Afrexim Warns African Countries Against High Food Importation Bills

African nations spend an average of $50 billion each year importing food, a reliance that could surge to $110 billion by 2025 without urgent interventions, according to a report by the African Export-Import Bank (Afreximbank).

Despite vast arable land and natural resources, many African countries are increasingly dependent on external food sources, leading to growing food insecurity and under-nourishment.

The report highlights the alarming trend where African nations, even with their fertile land, fail to meet their own food needs. The United Nations Economic Commission for Africa predicts that food imports could rise significantly, reaching $110 billion by 2025, up from $15 billion in 2018.
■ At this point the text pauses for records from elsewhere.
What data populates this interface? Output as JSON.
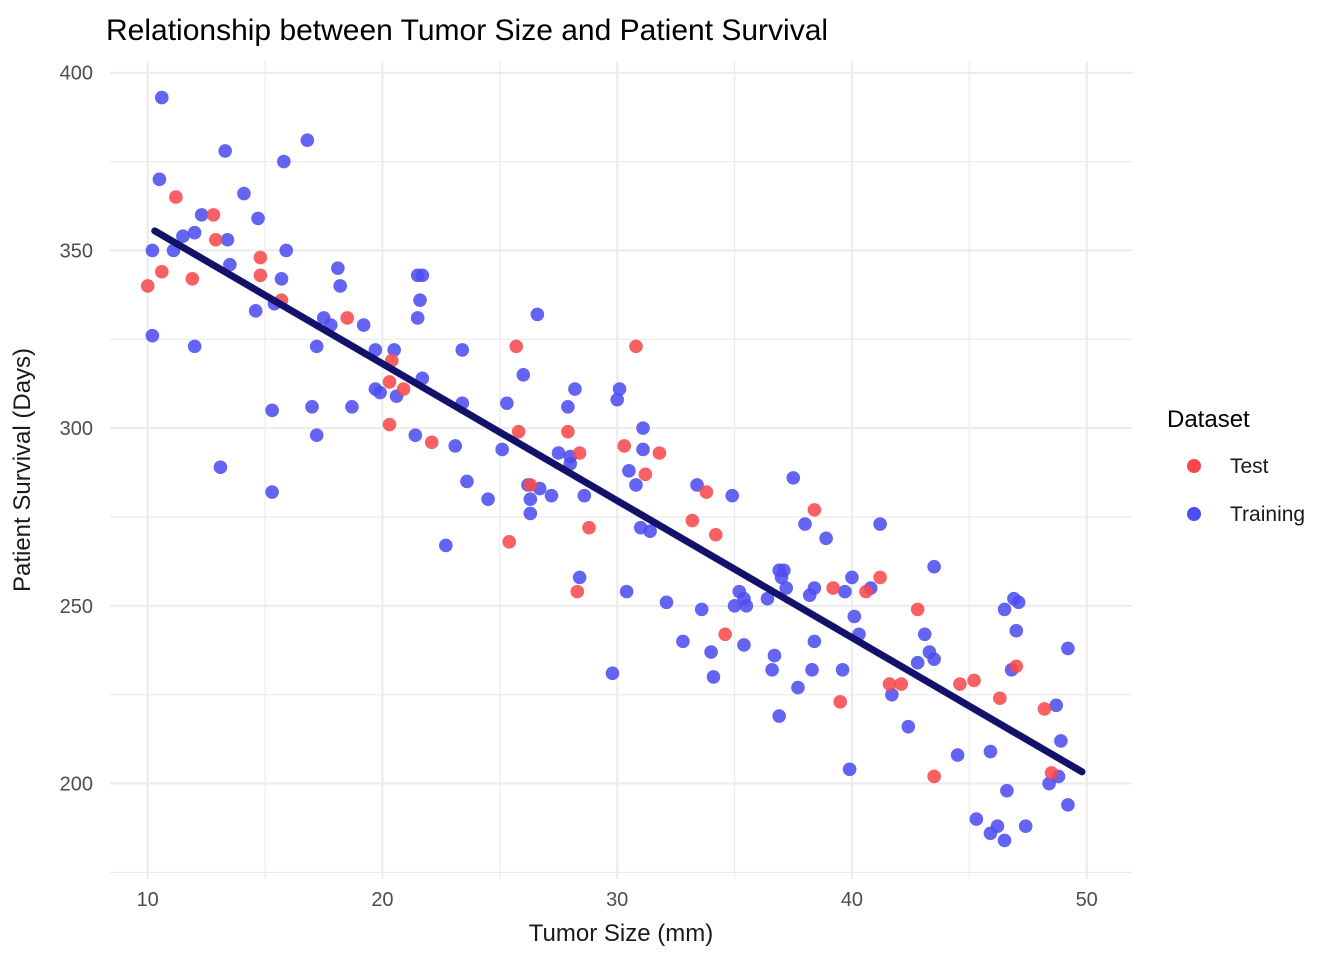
{
  "title": "Relationship between Tumor Size and Patient Survival",
  "colors": {
    "test": "#F8484D",
    "training": "#4D4DF0",
    "regression_line": "#12126B",
    "grid": "#EBEBEB",
    "tick_text": "#4D4D4D",
    "title_text": "#000000",
    "background": "#FFFFFF"
  },
  "chart_data": {
    "type": "scatter",
    "title": "Relationship between Tumor Size and Patient Survival",
    "xlabel": "Tumor Size (mm)",
    "ylabel": "Patient Survival (Days)",
    "xlim": [
      8.4,
      52.0
    ],
    "ylim": [
      172,
      403
    ],
    "x_ticks": [
      10,
      20,
      30,
      40,
      50
    ],
    "x_minor_ticks": [
      15,
      25,
      35,
      45
    ],
    "y_ticks": [
      200,
      250,
      300,
      350,
      400
    ],
    "y_minor_ticks": [
      175,
      225,
      275,
      325,
      375
    ],
    "grid": "on",
    "legend": {
      "title": "Dataset",
      "position": "right",
      "entries": [
        {
          "label": "Test",
          "color": "#F8484D"
        },
        {
          "label": "Training",
          "color": "#4D4DF0"
        }
      ]
    },
    "regression_line": {
      "color": "#12126B",
      "x1": 10.3,
      "y1": 355.5,
      "x2": 49.8,
      "y2": 203.3
    },
    "series": [
      {
        "name": "Training",
        "color": "#4D4DF0",
        "points": [
          [
            10.6,
            393
          ],
          [
            16.8,
            381
          ],
          [
            13.3,
            378
          ],
          [
            15.8,
            375
          ],
          [
            10.5,
            370
          ],
          [
            14.1,
            366
          ],
          [
            12.3,
            360
          ],
          [
            14.7,
            359
          ],
          [
            12.0,
            355
          ],
          [
            11.5,
            354
          ],
          [
            13.4,
            353
          ],
          [
            10.2,
            350
          ],
          [
            11.1,
            350
          ],
          [
            15.9,
            350
          ],
          [
            13.5,
            346
          ],
          [
            15.7,
            342
          ],
          [
            15.4,
            335
          ],
          [
            14.6,
            333
          ],
          [
            18.1,
            345
          ],
          [
            18.2,
            340
          ],
          [
            17.5,
            331
          ],
          [
            17.8,
            329
          ],
          [
            19.2,
            329
          ],
          [
            21.5,
            343
          ],
          [
            21.7,
            343
          ],
          [
            21.6,
            336
          ],
          [
            21.5,
            331
          ],
          [
            10.2,
            326
          ],
          [
            12.0,
            323
          ],
          [
            17.2,
            323
          ],
          [
            19.7,
            322
          ],
          [
            20.5,
            322
          ],
          [
            19.7,
            311
          ],
          [
            19.9,
            310
          ],
          [
            21.7,
            314
          ],
          [
            20.6,
            309
          ],
          [
            15.3,
            305
          ],
          [
            17.0,
            306
          ],
          [
            18.7,
            306
          ],
          [
            17.2,
            298
          ],
          [
            21.4,
            298
          ],
          [
            13.1,
            289
          ],
          [
            15.3,
            282
          ],
          [
            23.4,
            322
          ],
          [
            26.0,
            315
          ],
          [
            28.2,
            311
          ],
          [
            30.1,
            311
          ],
          [
            30.0,
            308
          ],
          [
            23.4,
            307
          ],
          [
            25.3,
            307
          ],
          [
            27.9,
            306
          ],
          [
            31.1,
            300
          ],
          [
            23.1,
            295
          ],
          [
            25.1,
            294
          ],
          [
            31.1,
            294
          ],
          [
            27.5,
            293
          ],
          [
            28.0,
            292
          ],
          [
            28.0,
            290
          ],
          [
            30.5,
            288
          ],
          [
            23.6,
            285
          ],
          [
            26.2,
            284
          ],
          [
            26.7,
            283
          ],
          [
            30.8,
            284
          ],
          [
            24.5,
            280
          ],
          [
            26.3,
            280
          ],
          [
            27.2,
            281
          ],
          [
            28.6,
            281
          ],
          [
            33.4,
            284
          ],
          [
            34.9,
            281
          ],
          [
            26.3,
            276
          ],
          [
            31.0,
            272
          ],
          [
            31.4,
            271
          ],
          [
            22.7,
            267
          ],
          [
            28.4,
            258
          ],
          [
            30.4,
            254
          ],
          [
            32.1,
            251
          ],
          [
            35.2,
            254
          ],
          [
            35.4,
            252
          ],
          [
            35.0,
            250
          ],
          [
            35.5,
            250
          ],
          [
            36.4,
            252
          ],
          [
            33.6,
            249
          ],
          [
            36.9,
            260
          ],
          [
            37.0,
            258
          ],
          [
            26.6,
            332
          ],
          [
            37.5,
            286
          ],
          [
            38.0,
            273
          ],
          [
            38.9,
            269
          ],
          [
            41.2,
            273
          ],
          [
            43.5,
            261
          ],
          [
            37.1,
            260
          ],
          [
            40.0,
            258
          ],
          [
            37.2,
            255
          ],
          [
            38.4,
            255
          ],
          [
            38.2,
            253
          ],
          [
            39.7,
            254
          ],
          [
            40.8,
            255
          ],
          [
            46.5,
            249
          ],
          [
            46.9,
            252
          ],
          [
            47.1,
            251
          ],
          [
            40.1,
            247
          ],
          [
            29.8,
            231
          ],
          [
            32.8,
            240
          ],
          [
            34.0,
            237
          ],
          [
            35.4,
            239
          ],
          [
            36.7,
            236
          ],
          [
            36.6,
            232
          ],
          [
            34.1,
            230
          ],
          [
            36.9,
            219
          ],
          [
            38.4,
            240
          ],
          [
            40.3,
            242
          ],
          [
            43.1,
            242
          ],
          [
            43.3,
            237
          ],
          [
            43.5,
            235
          ],
          [
            42.8,
            234
          ],
          [
            38.3,
            232
          ],
          [
            39.6,
            232
          ],
          [
            37.7,
            227
          ],
          [
            41.7,
            225
          ],
          [
            47.0,
            243
          ],
          [
            46.8,
            232
          ],
          [
            49.2,
            238
          ],
          [
            48.7,
            222
          ],
          [
            42.4,
            216
          ],
          [
            44.5,
            208
          ],
          [
            45.9,
            209
          ],
          [
            48.9,
            212
          ],
          [
            39.9,
            204
          ],
          [
            48.4,
            200
          ],
          [
            48.8,
            202
          ],
          [
            46.6,
            198
          ],
          [
            49.2,
            194
          ],
          [
            45.3,
            190
          ],
          [
            46.2,
            188
          ],
          [
            45.9,
            186
          ],
          [
            46.5,
            184
          ],
          [
            47.4,
            188
          ]
        ]
      },
      {
        "name": "Test",
        "color": "#F8484D",
        "points": [
          [
            11.2,
            365
          ],
          [
            12.8,
            360
          ],
          [
            12.9,
            353
          ],
          [
            10.6,
            344
          ],
          [
            10.0,
            340
          ],
          [
            11.9,
            342
          ],
          [
            14.8,
            348
          ],
          [
            14.8,
            343
          ],
          [
            15.7,
            336
          ],
          [
            18.5,
            331
          ],
          [
            20.4,
            319
          ],
          [
            20.3,
            313
          ],
          [
            20.9,
            311
          ],
          [
            20.3,
            301
          ],
          [
            22.1,
            296
          ],
          [
            25.7,
            323
          ],
          [
            30.8,
            323
          ],
          [
            25.8,
            299
          ],
          [
            27.9,
            299
          ],
          [
            30.3,
            295
          ],
          [
            31.8,
            293
          ],
          [
            28.4,
            293
          ],
          [
            31.2,
            287
          ],
          [
            26.3,
            284
          ],
          [
            33.8,
            282
          ],
          [
            28.8,
            272
          ],
          [
            33.2,
            274
          ],
          [
            25.4,
            268
          ],
          [
            34.2,
            270
          ],
          [
            28.3,
            254
          ],
          [
            34.6,
            242
          ],
          [
            38.4,
            277
          ],
          [
            41.2,
            258
          ],
          [
            39.2,
            255
          ],
          [
            40.6,
            254
          ],
          [
            42.8,
            249
          ],
          [
            41.6,
            228
          ],
          [
            42.1,
            228
          ],
          [
            44.6,
            228
          ],
          [
            45.2,
            229
          ],
          [
            47.0,
            233
          ],
          [
            39.5,
            223
          ],
          [
            46.3,
            224
          ],
          [
            48.2,
            221
          ],
          [
            43.5,
            202
          ],
          [
            48.5,
            203
          ]
        ]
      }
    ]
  }
}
This dependence on food imports has left African economies vulnerable to external shocks. The ongoing conflict between Russia and Ukraine has exacerbated this problem, particularly for countries reliant on Ukrainian wheat. The war has caused disruptions in wheat supplies, resulting in price hikes and further insecurity across the continent.
The Food and Agriculture Organization (FAO) reports that 282 million people, or 20 percent of Africa’s population, are undernourished, an increase of 57 million people since the start of the COVID-19 pandemic. In 2023, over 846 million people in Africa faced moderate or severe food insecurity, with 315 million experiencing severe conditions. Nearly 30 percent of African children suffer from stunting due to poor nutrition.

In Nigeria, the hunger rate is particularly concerning. With 28.8 percent of its population affected by hunger, the country also faces high rates of child malnutrition, including 18 percent of children being malnourished, 31.5 percent stunted, and 6.5 per cent wasted.

Afreximbank stressed that addressing food security and reducing dependence on imports will require a comprehensive approach that tackles both economic and social challenges. If left unaddressed, this ongoing dependence on food imports will continue to strain Africa’s economies, making the continent even more vulnerable to external disruptions.